Getting consent isn’t about restricting your home. It’s about protecting the building’s structure, acoustics and long-term value, and avoiding expensive mistakes or insurance issues later.
4. The Use Clause
Leases are polite but firm:
“The Premises shall be used as a private residence and for no other purpose.”
This is the quiet way of saying:
- No Airbnb
- No running a busy business from the living room
- Keep the peace so everyone can enjoy their home.
It’s less about rules for the sake of rules, and more about creating a harmonious living environment.
5. The Access Clause
This clause often sounds stern:
“The Lessee shall permit the Landlord, and its agents access to the Premises upon reasonable notice for the purpose of repair, inspection or maintenance.”
It’s not about intrusion, it’s about practicality. If something affecting the whole building needs fixing like water pipes, safety systems and shared infrastructure there has to be a way for people to access your flat to get the work done.
6. The Forfeiture Clause
It sounds dramatic, but it’s simply the lease’s ultimate enforcement tool if obligations are repeatedly ignored. You may see:
“If the rent or service charge shall be unpaid for twenty-one days, the Landlord may take such steps as are necessary to enforce payment.”
It’s rarely used. It’s not designed to frighten people. It exists so the building doesn’t fall into disrepair because service charge funding dries up.
7. The Insurance Clause
A typical insurance clause begins like this:
“The Landlord shall keep the building insured to its full reinstatement value against loss or damage”
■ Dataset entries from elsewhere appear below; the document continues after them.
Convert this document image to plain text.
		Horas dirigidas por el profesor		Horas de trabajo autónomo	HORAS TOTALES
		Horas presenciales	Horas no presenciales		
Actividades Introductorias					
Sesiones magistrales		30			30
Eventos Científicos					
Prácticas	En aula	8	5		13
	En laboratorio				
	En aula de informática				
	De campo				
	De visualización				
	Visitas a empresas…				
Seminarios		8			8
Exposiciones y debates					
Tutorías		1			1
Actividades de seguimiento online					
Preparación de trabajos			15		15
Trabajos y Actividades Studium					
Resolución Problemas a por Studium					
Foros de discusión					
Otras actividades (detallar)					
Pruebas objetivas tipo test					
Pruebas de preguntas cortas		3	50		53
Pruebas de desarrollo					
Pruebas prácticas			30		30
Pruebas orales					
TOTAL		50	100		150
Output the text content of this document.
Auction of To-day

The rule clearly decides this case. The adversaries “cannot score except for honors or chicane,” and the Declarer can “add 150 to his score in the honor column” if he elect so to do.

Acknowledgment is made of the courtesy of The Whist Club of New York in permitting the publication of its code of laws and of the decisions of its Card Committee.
This means the landlord – not individual leaseholders insures the whole building, and the cover must be enough to rebuild it if necessary.
You may also see:
“The Lessee shall pay to the Landlord a due proportion of the insurance premium”
“The Lessee shall not do anything which may void or prejudice the policy of insurance.”
Insurance depends on the whole building being properly maintained – not just the communal areas, but your flat too. A slow leak, damaged fire-stopping, or unnotified structural changes can all affect risk.
Some leases go further:
“The Lessee shall notify the Landlord of any alterations which may affect the reinstatement value of the building.”
Upgrading a kitchen or reconfiguring a layout can increase the cost of rebuilding your flat and therefore the entire building. If changes aren’t reported, the building can become underinsured, and insurers may reduce or even refuse claims.
And finally:
“The Lessee shall permit access for inspection in connection with the insurance of the building.”
Insurers increasingly require surveys and checks. This clause makes that possible and protects the whole building.
In short, the insurance section is about shared responsibility.
- The landlord must maintain the building
- Leaseholders must maintain their homes
- And both must communicate anything that affects risk.
So, why does all of this matter?
When leaseholders understand the basic structure of their lease, everything becomes clearer: service charges, maintenance responsibilities, communication with the agent and long-term planning.
At JMJ, that’s exactly what we want – clarity, collaboration and confidence in how your home is managed because a lease doesn’t need to feel intimidating.
With the right explanation, it becomes the helpful guide it was always meant to be.